Turner Natalie, Wong Hui-Li, Templeton Arnoud, Tripathy Sagarika, Whiti Rogers Te, Croxford Matthew, Jones Ian, Sinnathamby Mathuranthakan, Desai Jayesh, Tie Jeanne, Bae Susie, Christie Michael, Gibbs Peter, Tran Ben
Walter & Eliza Hall Institute of Medical Research, Melbourne, Australia.
Department of Medical Oncology, Royal Melbourne Hospital, Parkville, Australia.
Int J Cancer. 2016 Feb 1;138(3):671-8. doi: 10.1002/ijc.29805. Epub 2015 Sep 2.
In Stage II colon cancer, multiple independent studies have shown that a dense intratumoural immune infiltrate (local inflammation) is associated with improved outcomes, while systemic inflammation, measured by various markers, has been associated with poorer outcomes. However, previous studies have not considered the interaction between local and systemic inflammation, nor have they assessed the type of inflammatory response compared with standard clinicopathologic criteria. In order to evaluate the potential clinical utility of inflammatory markers in Stage II colon cancer, we examined local and systemic inflammation in a consecutive series of patients with resected Stage II colon cancer between 2000 and 2010 who were identified from a prospective clinical database. Increased intratumoural chronic inflammatory cell (CIC) density, as assessed by pathologist review of hematoxylin and eosin stained slides, was used to represent local inflammation. Neutrophil-to-lymphocyte ratio (NLR) >5, as calculated from pre-operative full blood counts, was used to represent systemic inflammation.
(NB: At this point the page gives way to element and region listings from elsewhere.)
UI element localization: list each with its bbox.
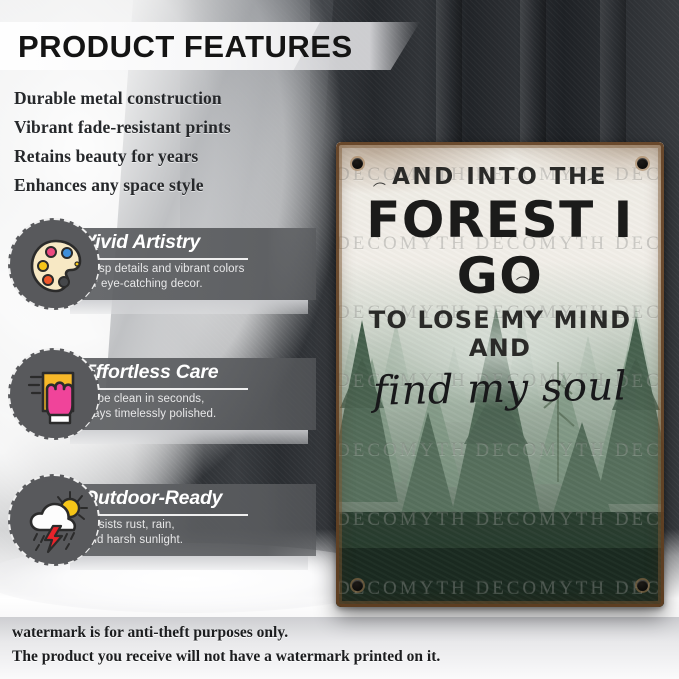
cleaning-glove-icon xyxy=(21,361,91,431)
mounting-hole-bottom-right xyxy=(637,580,648,591)
feature-bullet-list: Durable metal construction Vibrant fade-… xyxy=(14,84,334,200)
card-title: Effortless Care xyxy=(83,361,218,384)
paint-palette-icon xyxy=(21,231,91,301)
card-desc-line: Crisp details and vibrant colors xyxy=(84,262,306,277)
watermark-disclaimer: watermark is for anti-theft purposes onl… xyxy=(12,621,440,669)
disclaimer-line: watermark is for anti-theft purposes onl… xyxy=(12,621,440,645)
mounting-hole-bottom-left xyxy=(352,580,363,591)
card-description: Crisp details and vibrant colors for eye… xyxy=(84,262,306,291)
card-icon-badge-inner xyxy=(14,354,98,438)
bullet-item: Durable metal construction xyxy=(14,84,334,113)
card-panel-shadow xyxy=(70,300,308,314)
metal-sign-product: DECOMYTH DECOMYTH DECOMYTH DECOMYTH DECO… xyxy=(336,142,664,607)
bullet-item: Retains beauty for years xyxy=(14,142,334,171)
page-title: PRODUCT FEATURES xyxy=(18,25,353,69)
card-panel-shadow xyxy=(70,430,308,444)
card-title-rule xyxy=(84,388,248,390)
feature-card-effortless-care: Effortless Care Wipe clean in seconds, s… xyxy=(8,348,328,444)
sign-line-4-script: find my soul xyxy=(336,363,664,416)
card-desc-line: Resists rust, rain, xyxy=(84,518,306,533)
sign-line-3: TO LOSE MY MIND AND xyxy=(336,306,664,362)
card-title: Vivid Artistry xyxy=(83,231,200,254)
card-desc-line: stays timelessly polished. xyxy=(84,407,306,422)
bullet-item: Enhances any space style xyxy=(14,171,334,200)
bird-silhouette-icon: ︵ xyxy=(371,169,387,190)
mounting-hole-top-left xyxy=(352,158,363,169)
feature-card-outdoor-ready: Outdoor-Ready Resists rust, rain, and ha… xyxy=(8,474,328,570)
card-desc-line: and harsh sunlight. xyxy=(84,533,306,548)
card-icon-badge xyxy=(8,348,100,440)
sign-line-2: FOREST I GO xyxy=(336,192,664,304)
card-title: Outdoor-Ready xyxy=(83,487,222,510)
card-title-rule xyxy=(84,514,248,516)
card-desc-line: for eye-catching decor. xyxy=(84,277,306,292)
sun-cloud-storm-icon xyxy=(20,486,92,558)
feature-card-vivid-artistry: Vivid Artistry Crisp details and vibrant… xyxy=(8,218,328,314)
bullet-item: Vibrant fade-resistant prints xyxy=(14,113,334,142)
mounting-hole-top-right xyxy=(637,158,648,169)
card-description: Resists rust, rain, and harsh sunlight. xyxy=(84,518,306,547)
card-icon-badge xyxy=(8,218,100,310)
card-desc-line: Wipe clean in seconds, xyxy=(84,392,306,407)
product-feature-infographic: PRODUCT FEATURES Durable metal construct… xyxy=(0,0,679,679)
sign-text-block: AND INTO THE FOREST I GO TO LOSE MY MIND… xyxy=(336,164,664,412)
card-description: Wipe clean in seconds, stays timelessly … xyxy=(84,392,306,421)
card-panel-shadow xyxy=(70,556,308,570)
card-title-rule xyxy=(84,258,248,260)
disclaimer-line: The product you receive will not have a … xyxy=(12,645,440,669)
card-icon-badge-inner xyxy=(14,224,98,308)
card-icon-badge-inner xyxy=(14,480,98,564)
card-icon-badge xyxy=(8,474,100,566)
bird-silhouette-icon: ︵ xyxy=(516,264,529,283)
In 396 eligible patients identified, there was a non-significant inverse relationship between local and systemic inflammation. Increased CIC density was significantly associated with improved overall (HR 0.45, p = 0.001) and recurrence-free survival (HR 0.37, p = 0.003). High NLR was significantly associated with poorer overall survival (HR 2.56, p < 0.001). The combination of these markers further stratified prognosis independent of standard high-risk criteria, with a dominant systemic inflammatory response (low CIC/high NLR) associated with the worst outcome (5-year overall survival 55.8%). With further validation this simple, inexpensive combined inflammatory biomarker might assist in patient selection for adjuvant chemotherapy in Stage II colon cancer.
在II期结肠癌中,多项独立研究表明,肿瘤内密集的免疫浸润(局部炎症)与预后改善相关,而通过各种标志物测量的全身炎症则与较差的预后相关。然而,以往的研究没有考虑局部和全身炎症之间的相互作用,也没有根据标准临床病理标准评估炎症反应的类型。为了评估炎症标志物在II期结肠癌中的潜在临床应用价值,我们对2000年至2010年间从一个前瞻性临床数据库中确定的一系列连续的II期结肠癌切除患者的局部和全身炎症进行了检查。通过病理学家对苏木精和伊红染色切片的复查评估,肿瘤内慢性炎症细胞(CIC)密度增加被用来代表局部炎症。根据术前全血细胞计数计算的中性粒细胞与淋巴细胞比值(NLR)>5被用来代表全身炎症。在确定的396例符合条件的患者中,局部和全身炎症之间存在非显著的负相关关系。CIC密度增加与总体生存率提高(风险比0.45,p = 0.001)和无复发生存率提高(风险比0.37,p = 0.003)显著相关。高NLR与较差的总体生存率显著相关(风险比2.56,p < 0.001)。这些标志物的组合进一步独立于标准高危标准对预后进行分层,占主导地位的全身炎症反应(低CIC/高NLR)与最差的预后相关(5年总体生存率55.8%)。经过进一步验证,这种简单、廉价的联合炎症生物标志物可能有助于II期结肠癌辅助化疗的患者选择。